Signed: Battling With My Sexual Self Because Of Past Abuse
Dear Battling With My Sexual Self Because Of Past Abuse,
Many people who were sexually abused as children find that their sexual selves as teenagers and adults are affected by what they experienced. The numbness you currently experience is probably a result of the numbness you felt as a child when you were being abused. Very often children who are being abused just become numb as a way to simply survive what they are going through. This sensation of numbness can then carry through to when they are older, and it can be difficult to feel “present” during sex. It would also make sense that sex for you would not be associated with pleasure. Because you were sexually abused, you first experiences with sex were about your abuser wanting power and control and you feeling frightened and in pain – so your association with sex became a negative one rather than a positive one (such as experiencing sex as a way to connect with someone you love in a caring way). Finally, people who have been sexually abused as children often engage in sexual acts as teens or adults (like your description of giving the guy at school a blow job) as a way to feel close to somebody. This is because sex has become an association of for the abused person as the main way to connect with and have relationships with others.

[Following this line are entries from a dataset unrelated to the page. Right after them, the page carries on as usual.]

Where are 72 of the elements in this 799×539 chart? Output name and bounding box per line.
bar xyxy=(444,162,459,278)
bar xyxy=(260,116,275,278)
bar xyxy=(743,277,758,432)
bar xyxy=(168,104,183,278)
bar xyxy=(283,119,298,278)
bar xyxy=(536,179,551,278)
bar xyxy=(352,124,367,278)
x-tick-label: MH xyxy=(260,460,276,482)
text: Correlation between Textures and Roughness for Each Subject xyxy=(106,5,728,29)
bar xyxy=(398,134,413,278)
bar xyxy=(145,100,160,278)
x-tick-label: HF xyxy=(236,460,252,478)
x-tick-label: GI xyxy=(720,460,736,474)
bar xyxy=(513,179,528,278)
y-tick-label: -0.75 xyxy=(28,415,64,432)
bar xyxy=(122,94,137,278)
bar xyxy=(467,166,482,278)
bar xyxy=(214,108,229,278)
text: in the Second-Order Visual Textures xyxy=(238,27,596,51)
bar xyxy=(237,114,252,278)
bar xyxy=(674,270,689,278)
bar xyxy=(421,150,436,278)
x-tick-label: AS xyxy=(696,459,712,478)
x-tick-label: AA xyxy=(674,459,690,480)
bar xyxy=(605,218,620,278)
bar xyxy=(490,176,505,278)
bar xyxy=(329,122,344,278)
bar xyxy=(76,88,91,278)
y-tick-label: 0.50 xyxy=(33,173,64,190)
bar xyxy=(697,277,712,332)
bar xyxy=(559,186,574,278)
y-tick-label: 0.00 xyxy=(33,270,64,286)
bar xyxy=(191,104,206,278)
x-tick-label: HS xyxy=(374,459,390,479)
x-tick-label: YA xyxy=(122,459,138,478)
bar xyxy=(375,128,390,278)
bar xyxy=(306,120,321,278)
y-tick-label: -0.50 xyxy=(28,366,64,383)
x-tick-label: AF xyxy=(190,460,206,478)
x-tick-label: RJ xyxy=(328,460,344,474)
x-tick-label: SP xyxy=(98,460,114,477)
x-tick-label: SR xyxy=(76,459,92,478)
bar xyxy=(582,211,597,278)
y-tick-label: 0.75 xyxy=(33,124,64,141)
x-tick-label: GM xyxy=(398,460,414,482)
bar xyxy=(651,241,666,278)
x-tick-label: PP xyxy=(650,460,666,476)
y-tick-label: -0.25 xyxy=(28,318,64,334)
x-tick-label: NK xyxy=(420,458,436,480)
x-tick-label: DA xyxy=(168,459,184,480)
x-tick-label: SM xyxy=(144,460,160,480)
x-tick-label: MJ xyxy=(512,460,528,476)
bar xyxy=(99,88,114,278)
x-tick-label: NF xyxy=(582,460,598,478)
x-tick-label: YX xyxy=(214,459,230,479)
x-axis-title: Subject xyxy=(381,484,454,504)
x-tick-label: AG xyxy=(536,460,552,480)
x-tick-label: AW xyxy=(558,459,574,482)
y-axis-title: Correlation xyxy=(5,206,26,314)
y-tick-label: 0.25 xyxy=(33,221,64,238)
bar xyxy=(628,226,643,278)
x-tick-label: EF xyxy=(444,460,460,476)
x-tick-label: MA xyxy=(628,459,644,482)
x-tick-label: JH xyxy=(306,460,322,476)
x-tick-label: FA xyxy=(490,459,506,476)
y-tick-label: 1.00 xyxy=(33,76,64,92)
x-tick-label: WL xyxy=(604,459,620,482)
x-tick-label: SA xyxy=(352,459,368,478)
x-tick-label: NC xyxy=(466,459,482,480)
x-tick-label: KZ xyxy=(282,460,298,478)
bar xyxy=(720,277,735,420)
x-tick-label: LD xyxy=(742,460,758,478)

Again, what you are experiencing is very normal considering what you have been through. But FX does think it is important for you to get some help with these issues so that you can get to a point where sex is more about being loving and caring with another person who is close and special to you. To do this, FX thinks that it is important for you to meet with a mental health professional trained in dealing with victims of sexual abuse. You can definitely come to a different place in terms of your sexual self and not feel it is such a struggle – but it will take some time and it will be more easily attained with the help of a trained therapist. It will also be extremely important to think about the people you choose to surround yourself with at this point in your life – to ensure that the people in your life now are caring, supportive, and genuinely concerned about what is in your best interest.